Part 4: Understanding the sources of bias
Note that their are many ways to measure bias in an algorithm. In this exercise, we’ll focus on disparities in the false positive and false negative rates. You can also explore other measures of bias, including in the stretch goals.
Let’s investigate what factors might be contributing to the disparities we’ve observed. Create a visualization showing the relationship between prior convictions (
priors_count
) and risk score (decile_score
), colored by race. Does the algorithm weigh prior convictions differently for different racial groups?In 2016, ProPublica and Northpointe (the company that created COMPAS) had a disagreement about how to measure fairness. ProPublica focused on error rates (false positives and false negatives), while Northpointe focused on calibration (whether the same score means the same probability of recidivism across groups).

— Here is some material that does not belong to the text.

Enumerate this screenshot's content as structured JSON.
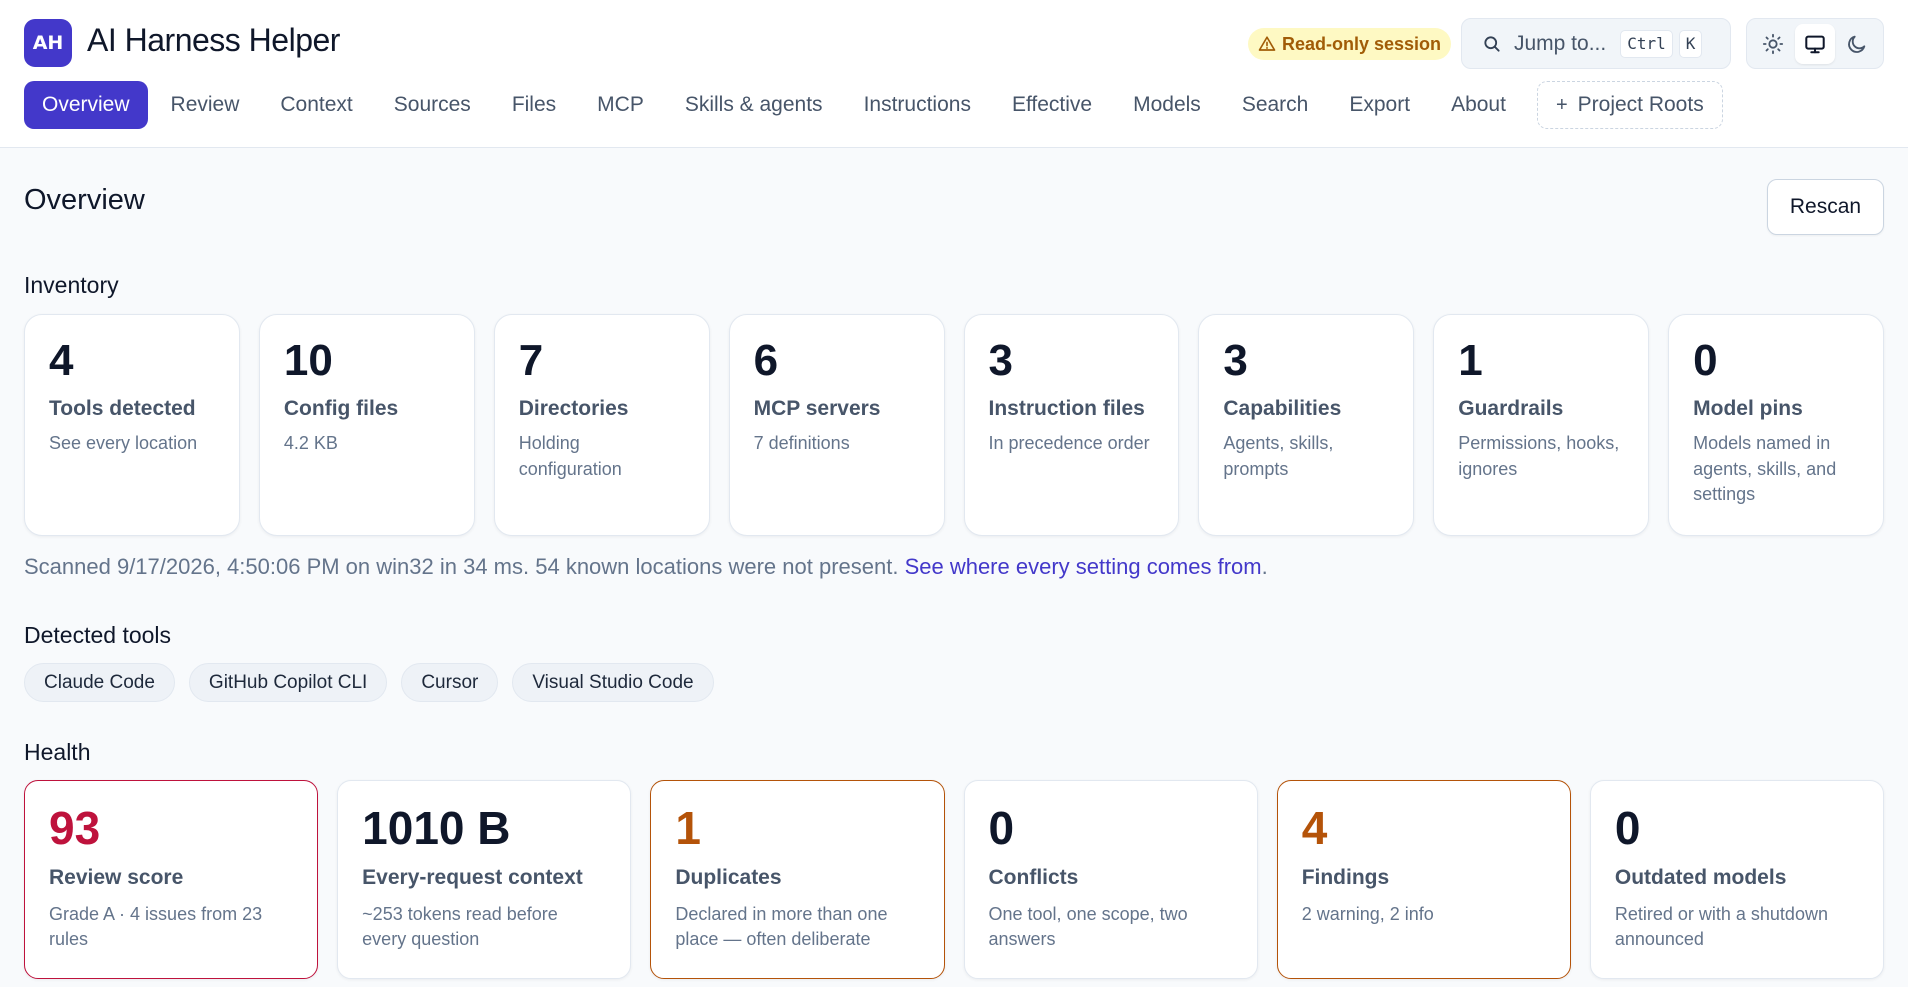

Based on your analysis, do you see evidence supporting ProPublica’s claim that the algorithm is biased? Explain your reasoning.

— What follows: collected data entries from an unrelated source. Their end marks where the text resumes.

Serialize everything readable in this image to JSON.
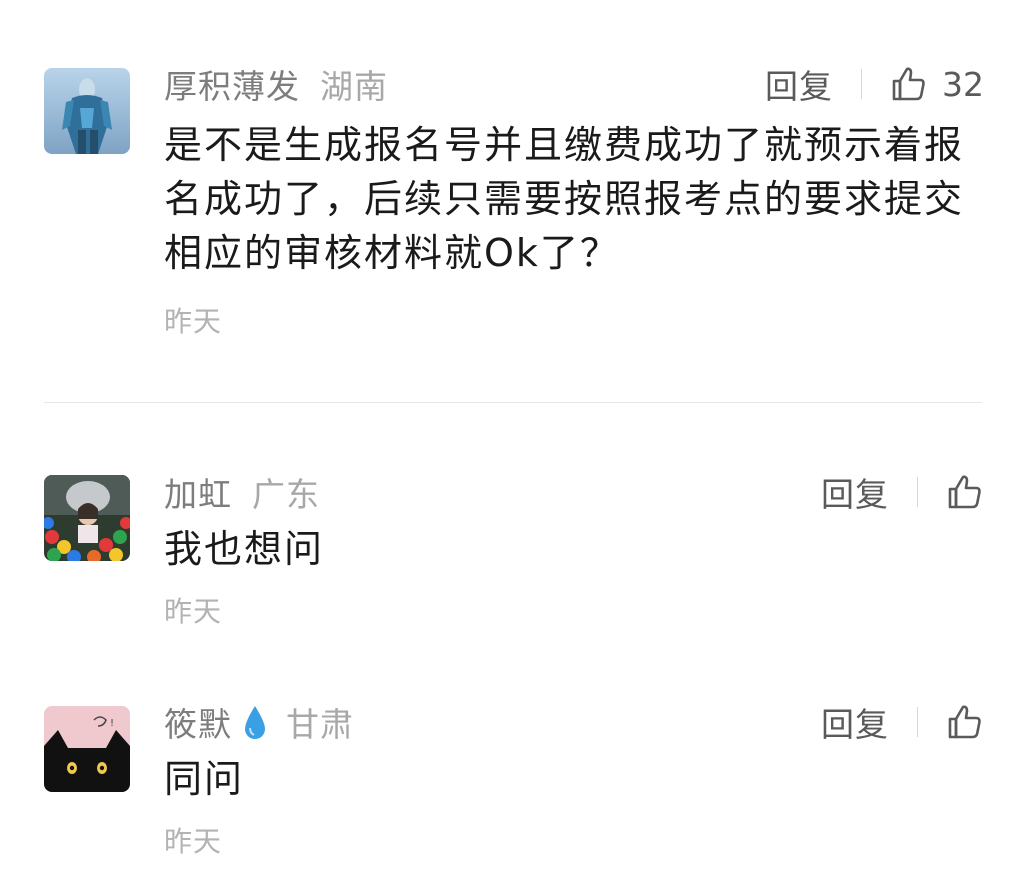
{
  "comments": [
    {
      "username": "厚积薄发",
      "region": "湖南",
      "text": "是不是生成报名号并且缴费成功了就预示着报名成功了，后续只需要按照报考点的要求提交相应的审核材料就Ok了？",
      "time": "昨天",
      "reply_label": "回复",
      "like_count": "32",
      "avatar_icon": "armored-warrior-avatar"
    },
    {
      "username": "加虹",
      "region": "广东",
      "text": "我也想问",
      "time": "昨天",
      "reply_label": "回复",
      "avatar_icon": "ball-pit-photo-avatar"
    },
    {
      "username": "筱默",
      "region": "甘肃",
      "text": "同问",
      "time": "昨天",
      "reply_label": "回复",
      "badge_icon": "water-drop-icon",
      "avatar_icon": "black-cat-avatar"
    }
  ],
  "colors": {
    "badge": "#3aa0e6",
    "muted": "#a8a8a8"
  }
}
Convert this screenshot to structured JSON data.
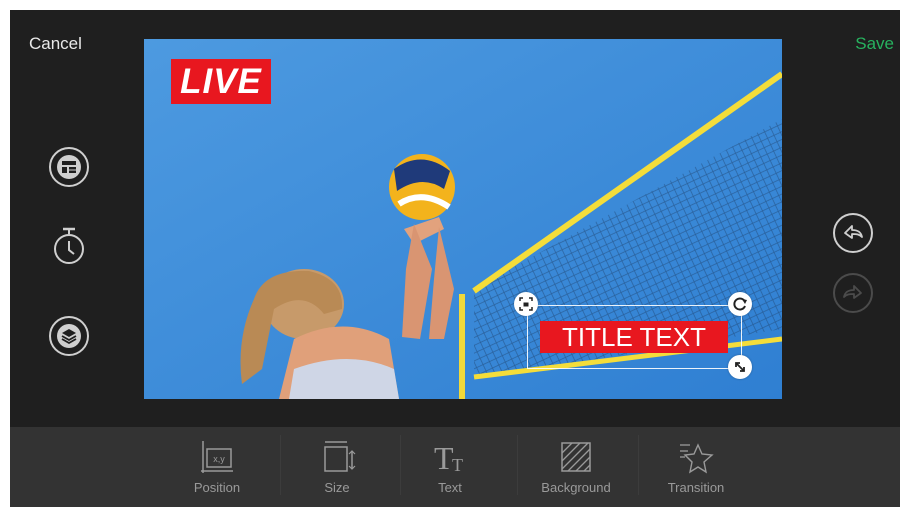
{
  "header": {
    "cancel_label": "Cancel",
    "save_label": "Save"
  },
  "side_left": [
    {
      "icon": "layout-icon"
    },
    {
      "icon": "timer-icon"
    },
    {
      "icon": "layers-icon"
    }
  ],
  "side_right": [
    {
      "icon": "undo-icon",
      "enabled": true
    },
    {
      "icon": "redo-icon",
      "enabled": false
    }
  ],
  "canvas": {
    "live_badge": "LIVE",
    "title_text": "TITLE TEXT",
    "image_description_icon": "volleyball-photo"
  },
  "toolbar": {
    "tools": [
      {
        "label": "Position",
        "icon": "position-icon",
        "icon_text": "x,y"
      },
      {
        "label": "Size",
        "icon": "size-icon"
      },
      {
        "label": "Text",
        "icon": "text-icon"
      },
      {
        "label": "Background",
        "icon": "background-icon"
      },
      {
        "label": "Transition",
        "icon": "transition-icon"
      }
    ]
  },
  "colors": {
    "accent_green": "#27b25f",
    "badge_red": "#e8171f",
    "app_bg": "#1f1f1f",
    "toolbar_bg": "#333333"
  }
}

Part 5: Designing fairer algorithms
If you were tasked with creating a fairer risk assessment algorithm, what changes would you make to address the disparities you’ve observed?
Different definitions of fairness can sometimes be mathematically incompatible with each other. What trade-offs might be involved in designing a “fair” algorithm for criminal risk assessment?
Beyond technical solutions, what policy changes might be needed to ensure that algorithmic risk assessments are used fairly in the criminal justice system?
Stretch goals
Investigating the sources of bias
Now let’s investigate what factors might be contributing to the disparities we’ve observed. This stretch goal will involve more advanced calculations and visualizations, so you may need to refer to additional resources or documentation to complete these exercises.
Create a visualization showing the relationship between prior convictions (
priors_count
) and risk score (decile_score
), colored by race. Does the algorithm weigh prior convictions differently for different racial groups?Look at the distribution of prior convictions (
priors_count
) by race. Are there differences in the distribution that might help explain the disparities in risk scores?Consider other variables in the dataset that might influence risk scores, such as age or type of charge (
c_charge_degree
). Do these variables show different distributions across racial groups? Might these differences contribute to disparities in risk scores?
Building a fairer algorithm
- Let’s try to build our own recidivism prediction model using logistic regression. We’ll use the following variables as predictors:
age
priors_count
c_charge_degree
# Create a logistic regression model
recid_model <- glm(
two_year_recid ~ age + priors_count + c_charge_degree,
data = compas,
family = binomial()
)
# Add predicted probabilities to the dataset
compas <- compas %>%
mutate(
predicted_prob = predict(recid_model, type = "response"),
our_high_risk = predicted_prob >= 0.5
)
Evaluate the fairness of your model using the same metrics we calculated for the COMPAS algorithm. Does your model show less bias than the COMPAS algorithm? If so, why might that be the case?
Now build a more complex model that includes race as a predictor:
# Create a logistic regression model with race
recid_model_with_race <- glm(
two_year_recid ~ age + priors_count + c_charge_degree + race,
data = compas,
family = binomial()
)
# Add predicted probabilities to the dataset
compas <- compas %>%
mutate(
predicted_prob_with_race = predict(recid_model_with_race, type = "response"),
race_high_risk = predicted_prob_with_race >= 0.5
)
Compare the fairness metrics for this model with your previous model. What happened to the disparities between racial groups? Does including race as a variable make the algorithm more or less fair?
Based on your analysis, write a brief policy recommendation for how risk assessment algorithms should be used in the criminal justice system. Consider the following questions:
- Should algorithms like COMPAS be used in criminal justice decisions? Why or why not?
- If they are used, what safeguards should be put in place?
- How should the trade-off between accuracy and fairness be handled?
- What role should transparency play in algorithmic decision-making?